Distributed SGD (Experimental)
Ray includes an implementation of synchronous distributed stochastic gradient descent (SGD), which is competitive in performance with implementations in Horovod and Distributed TensorFlow.
Ray SGD is built on top of the Ray task and actor abstractions to provide seamless integration into existing Ray applications.
To use Ray SGD, define a model class:
.. autoclass:: ray.experimental.sgd.Model
Then, pass a model creator function to the
ray.experimental.sgd.DistributedSGD class. To drive the distributed training,
sgd.step() can be called repeatedly:
model_creator = lambda worker_idx, device_idx: YourModelClass() sgd = DistributedSGD( model_creator, num_workers=2, devices_per_worker=4, gpu=True, strategy="ps") for i in range(NUM_ITERS): sgd.step()
Under the hood, Ray SGD will create replicas of your model onto each hardware device (GPU) allocated to workers (controlled by
num_workers). Multiple devices can be managed by each worker process (controlled by
devices_per_worker). Each model instance will be in a separate TF variable scope. The
DistributedSGD class coordinates the distributed computation and application of gradients to improve the model.
- There are two distributed SGD strategies available for use:
strategy="simple": Gradients are averaged centrally on the driver before being applied to each model replica. This is a reference implementation for debugging purposes.
strategy="ps": Gradients are computed and averaged within each node. Gradients are then averaged across nodes through a number of parameter server actors. To pipeline the computation of gradients and transmission across the network, we use a custom TensorFlow op that can read and write to the Ray object store directly.
Note that when
num_workers=1, only local allreduce will be used and the choice of distributed strategy is irrelevant.

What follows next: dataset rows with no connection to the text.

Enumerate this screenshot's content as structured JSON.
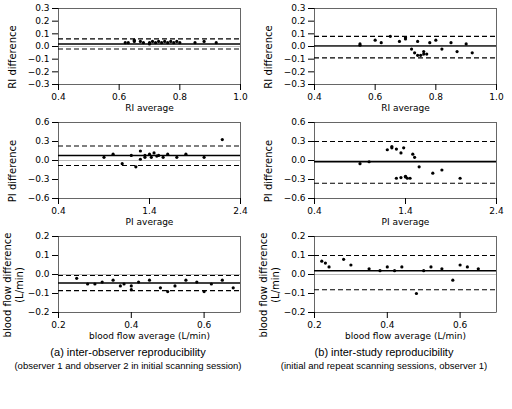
{
  "chart_data": [
    {
      "type": "scatter",
      "xlabel": "RI average",
      "ylabel": "RI difference",
      "xlim": [
        0.4,
        1.0
      ],
      "ylim": [
        -0.3,
        0.3
      ],
      "xticks": [
        0.4,
        0.6,
        0.8,
        {
          "value": 1.0,
          "label": "1.0"
        }
      ],
      "yticks": [
        -0.3,
        -0.2,
        -0.1,
        {
          "value": 0.0,
          "label": "0.0"
        },
        0.1,
        0.2,
        0.3
      ],
      "grid": false,
      "color": "#000000",
      "x": [
        0.62,
        0.63,
        0.65,
        0.67,
        0.68,
        0.7,
        0.71,
        0.72,
        0.73,
        0.74,
        0.75,
        0.76,
        0.77,
        0.78,
        0.79,
        0.8,
        0.85,
        0.88,
        0.92,
        0.65,
        0.7
      ],
      "values": [
        0.03,
        0.03,
        0.04,
        0.04,
        0.03,
        0.03,
        0.04,
        0.03,
        0.04,
        0.03,
        0.04,
        0.03,
        0.04,
        0.03,
        0.04,
        0.03,
        0.03,
        0.04,
        0.03,
        0.05,
        0.02
      ],
      "lines": [
        {
          "value": 0.0,
          "color": "#aaaaaa",
          "line_style": "solid"
        },
        {
          "value": 0.02,
          "color": "#000000",
          "line_style": "solid"
        },
        {
          "value": 0.06,
          "color": "#000000",
          "line_style": "dashed"
        },
        {
          "value": -0.02,
          "color": "#000000",
          "line_style": "dashed"
        }
      ]
    },
    {
      "type": "scatter",
      "xlabel": "PI average",
      "ylabel": "PI difference",
      "xlim": [
        0.4,
        2.4
      ],
      "ylim": [
        -0.6,
        0.6
      ],
      "xticks": [
        0.4,
        1.4,
        2.4
      ],
      "yticks": [
        -0.6,
        -0.3,
        {
          "value": 0.0,
          "label": "0.0"
        },
        0.3,
        0.6
      ],
      "grid": false,
      "color": "#000000",
      "x": [
        0.9,
        1.0,
        1.1,
        1.2,
        1.3,
        1.35,
        1.4,
        1.42,
        1.45,
        1.48,
        1.5,
        1.55,
        1.6,
        1.7,
        1.8,
        2.0,
        2.2,
        1.25,
        1.3,
        1.35
      ],
      "values": [
        0.05,
        0.1,
        -0.05,
        0.08,
        0.15,
        0.08,
        0.1,
        0.05,
        0.12,
        0.07,
        0.08,
        0.05,
        0.1,
        0.05,
        0.1,
        0.05,
        0.33,
        -0.1,
        0.02,
        0.05
      ],
      "lines": [
        {
          "value": 0.0,
          "color": "#aaaaaa",
          "line_style": "solid"
        },
        {
          "value": 0.08,
          "color": "#000000",
          "line_style": "solid"
        },
        {
          "value": 0.23,
          "color": "#000000",
          "line_style": "dashed"
        },
        {
          "value": -0.08,
          "color": "#000000",
          "line_style": "dashed"
        }
      ]
    },
    {
      "type": "scatter",
      "xlabel": "blood flow average (L/min)",
      "ylabel": "blood flow difference\n(L/min)",
      "xlim": [
        0.2,
        0.7
      ],
      "ylim": [
        -0.2,
        0.2
      ],
      "xticks": [
        0.2,
        0.4,
        0.6
      ],
      "yticks": [
        -0.2,
        -0.1,
        {
          "value": 0.0,
          "label": "0.0"
        },
        0.1,
        0.2
      ],
      "grid": false,
      "color": "#000000",
      "x": [
        0.25,
        0.28,
        0.32,
        0.35,
        0.37,
        0.38,
        0.4,
        0.42,
        0.45,
        0.48,
        0.5,
        0.52,
        0.55,
        0.58,
        0.6,
        0.62,
        0.65,
        0.68,
        0.3,
        0.4
      ],
      "values": [
        -0.02,
        -0.05,
        -0.04,
        -0.03,
        -0.06,
        -0.05,
        -0.08,
        -0.04,
        -0.03,
        -0.07,
        -0.09,
        -0.06,
        -0.03,
        -0.04,
        -0.09,
        -0.05,
        -0.03,
        -0.07,
        -0.05,
        -0.06
      ],
      "lines": [
        {
          "value": 0.0,
          "color": "#aaaaaa",
          "line_style": "solid"
        },
        {
          "value": -0.045,
          "color": "#000000",
          "line_style": "solid"
        },
        {
          "value": -0.005,
          "color": "#000000",
          "line_style": "dashed"
        },
        {
          "value": -0.085,
          "color": "#000000",
          "line_style": "dashed"
        }
      ]
    },
    {
      "type": "scatter",
      "xlabel": "RI average",
      "ylabel": "RI difference",
      "xlim": [
        0.4,
        1.0
      ],
      "ylim": [
        -0.3,
        0.3
      ],
      "xticks": [
        0.4,
        0.6,
        0.8,
        {
          "value": 1.0,
          "label": "1.0"
        }
      ],
      "yticks": [
        -0.3,
        -0.2,
        -0.1,
        {
          "value": 0.0,
          "label": "0.0"
        },
        0.1,
        0.2,
        0.3
      ],
      "grid": false,
      "color": "#000000",
      "x": [
        0.55,
        0.6,
        0.65,
        0.68,
        0.7,
        0.72,
        0.73,
        0.74,
        0.75,
        0.76,
        0.77,
        0.78,
        0.8,
        0.82,
        0.85,
        0.87,
        0.9,
        0.92,
        0.55,
        0.62,
        0.7,
        0.74,
        0.76
      ],
      "values": [
        0.02,
        0.05,
        0.08,
        0.04,
        0.06,
        -0.02,
        -0.05,
        -0.07,
        -0.07,
        -0.04,
        -0.06,
        0.03,
        0.05,
        -0.02,
        0.03,
        -0.04,
        0.02,
        -0.05,
        0.01,
        0.03,
        0.07,
        0.04,
        -0.06
      ],
      "lines": [
        {
          "value": 0.0,
          "color": "#aaaaaa",
          "line_style": "solid"
        },
        {
          "value": 0.005,
          "color": "#000000",
          "line_style": "solid"
        },
        {
          "value": 0.08,
          "color": "#000000",
          "line_style": "dashed"
        },
        {
          "value": -0.09,
          "color": "#000000",
          "line_style": "dashed"
        }
      ]
    },
    {
      "type": "scatter",
      "xlabel": "PI average",
      "ylabel": "PI difference",
      "xlim": [
        0.4,
        2.4
      ],
      "ylim": [
        -0.6,
        0.6
      ],
      "xticks": [
        0.4,
        1.4,
        2.4
      ],
      "yticks": [
        -0.6,
        -0.3,
        {
          "value": 0.0,
          "label": "0.0"
        },
        0.3,
        0.6
      ],
      "grid": false,
      "color": "#000000",
      "x": [
        0.9,
        1.0,
        1.2,
        1.25,
        1.3,
        1.35,
        1.38,
        1.4,
        1.42,
        1.45,
        1.48,
        1.5,
        1.55,
        1.7,
        1.8,
        2.0,
        1.25,
        1.3,
        1.35,
        1.4
      ],
      "values": [
        -0.05,
        -0.02,
        0.17,
        0.2,
        0.18,
        0.12,
        0.2,
        -0.25,
        -0.28,
        -0.28,
        0.1,
        0.05,
        -0.1,
        -0.2,
        -0.15,
        -0.28,
        0.22,
        -0.28,
        -0.27,
        -0.26
      ],
      "lines": [
        {
          "value": 0.0,
          "color": "#aaaaaa",
          "line_style": "solid"
        },
        {
          "value": -0.02,
          "color": "#000000",
          "line_style": "solid"
        },
        {
          "value": 0.3,
          "color": "#000000",
          "line_style": "dashed"
        },
        {
          "value": -0.36,
          "color": "#000000",
          "line_style": "dashed"
        }
      ]
    },
    {
      "type": "scatter",
      "xlabel": "blood flow average (L/min)",
      "ylabel": "blood flow difference\n(L/min)",
      "xlim": [
        0.2,
        0.7
      ],
      "ylim": [
        -0.2,
        0.2
      ],
      "xticks": [
        0.2,
        0.4,
        0.6
      ],
      "yticks": [
        -0.2,
        -0.1,
        {
          "value": 0.0,
          "label": "0.0"
        },
        0.1,
        0.2
      ],
      "grid": false,
      "color": "#000000",
      "x": [
        0.22,
        0.23,
        0.24,
        0.28,
        0.3,
        0.35,
        0.38,
        0.4,
        0.42,
        0.44,
        0.48,
        0.5,
        0.52,
        0.55,
        0.58,
        0.6,
        0.62,
        0.65
      ],
      "values": [
        0.07,
        0.06,
        0.04,
        0.08,
        0.05,
        0.03,
        0.02,
        0.04,
        0.02,
        0.04,
        -0.1,
        0.02,
        0.04,
        0.03,
        -0.03,
        0.05,
        0.04,
        0.03
      ],
      "lines": [
        {
          "value": 0.0,
          "color": "#aaaaaa",
          "line_style": "solid"
        },
        {
          "value": 0.02,
          "color": "#000000",
          "line_style": "solid"
        },
        {
          "value": 0.1,
          "color": "#000000",
          "line_style": "dashed"
        },
        {
          "value": -0.08,
          "color": "#000000",
          "line_style": "dashed"
        }
      ]
    }
  ],
  "captions": [
    "(a)  inter-observer reproducibility",
    "(b) inter-study reproducibility"
  ],
  "subcaptions": [
    "(observer 1 and observer 2 in initial scanning session)",
    "(initial and repeat scanning sessions, observer 1)"
  ]
}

The full documentation for
DistributedSGD is as follows:
.. autoclass:: ray.experimental.sgd.DistributedSGD
For examples of end-to-end usage, check out the ImageNet synthetic data test and also the simple MNIST training example, which includes examples of how access the model weights and monitor accuracy as training progresses.
When using the new Ray backend (which will be enabled by default in Ray 0.6+), we expect performance competitive with other synchronous SGD implementations on 25Gbps Ethernet.